Climate change is the most significant challenge of our time. Humanity’s response to this challenge will determine what kind of future we and our children will face. So how can pension funds invest in and for the future? Clearly, I’d like my money to be used to fund renewable energy rather than fossil fuel. But I’d not considered the need for pensions to be invested in companies that will be resilient in the face of the degree of climate change likely to have happened by the time I retire. Also needed is investment in ways to prevent or at least adapt to climate change, like energy-efficient technology, green infrastructure, a low-carbon economy.

This is our money, and it has enormous potential for good or for ill. Today was all about unlocking that potential, and Christian Aid have teamed up with ShareAction to enable pension savers to have in say in where and how their money is invested. They have launched a new campaign called the Green Light campaign. Anyone with a pension invested in shares can follow the links on the website to email their pension fund to find out its carbon footprint. They have also prepared a reportresilient portfolios in an uncertain world” with research and recommendations for pension fund managers. The idea is to encourage funds to invest in greener businesses, but also to get funds to use their power as shareholders to direct businesses away from high-emissions activity, such as drilling for oil in the Arctic.

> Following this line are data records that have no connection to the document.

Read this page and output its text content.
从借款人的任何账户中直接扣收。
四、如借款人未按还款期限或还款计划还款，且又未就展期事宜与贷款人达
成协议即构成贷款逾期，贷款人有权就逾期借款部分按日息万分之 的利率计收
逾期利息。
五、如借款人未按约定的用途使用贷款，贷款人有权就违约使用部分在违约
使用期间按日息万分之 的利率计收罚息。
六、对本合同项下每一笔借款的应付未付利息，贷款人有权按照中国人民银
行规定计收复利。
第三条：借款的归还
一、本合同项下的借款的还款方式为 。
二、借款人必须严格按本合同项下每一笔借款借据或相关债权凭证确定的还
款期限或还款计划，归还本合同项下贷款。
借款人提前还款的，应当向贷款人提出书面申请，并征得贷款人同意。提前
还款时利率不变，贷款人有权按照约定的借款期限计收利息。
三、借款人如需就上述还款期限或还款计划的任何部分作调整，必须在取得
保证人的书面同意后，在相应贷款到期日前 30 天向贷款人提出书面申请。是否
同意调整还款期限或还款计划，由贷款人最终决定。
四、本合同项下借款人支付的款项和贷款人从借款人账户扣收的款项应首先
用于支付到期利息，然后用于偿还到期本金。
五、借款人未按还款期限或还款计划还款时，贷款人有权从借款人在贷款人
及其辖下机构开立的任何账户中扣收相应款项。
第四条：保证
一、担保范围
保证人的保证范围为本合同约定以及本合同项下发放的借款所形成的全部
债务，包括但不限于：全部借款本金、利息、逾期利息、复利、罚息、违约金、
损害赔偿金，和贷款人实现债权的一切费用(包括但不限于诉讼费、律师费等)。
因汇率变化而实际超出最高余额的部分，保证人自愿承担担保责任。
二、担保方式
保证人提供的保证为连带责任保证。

We don’t have to be helpless bystanders in world dominated by corporate power.

I believe people have a God-given responsibility to care for this planet and its people, and not to just exploit its resources. I have bigger questions about money, power and capitalism, but I also think that sometimes we have to work with the system we’ve got. I think this could be a really effective tool in the campaigning toolkit and I’ll be contacting my pension provider. I’d encourage you to follow the link to the ShareAction campaign and contact yours! I’ll finish with words from p7 of the Green Light campaign report:

“This is a different kind of climate campaign. Its focus on pension funds will unlock the power of the trillions invested in them to fund a greener, fairer future. In doing so, we aim to protect our pensions and our planet. We hope you’ll join with us, as citizen saver or civil society organisation, as we push our pension funds to get climate-conscious.”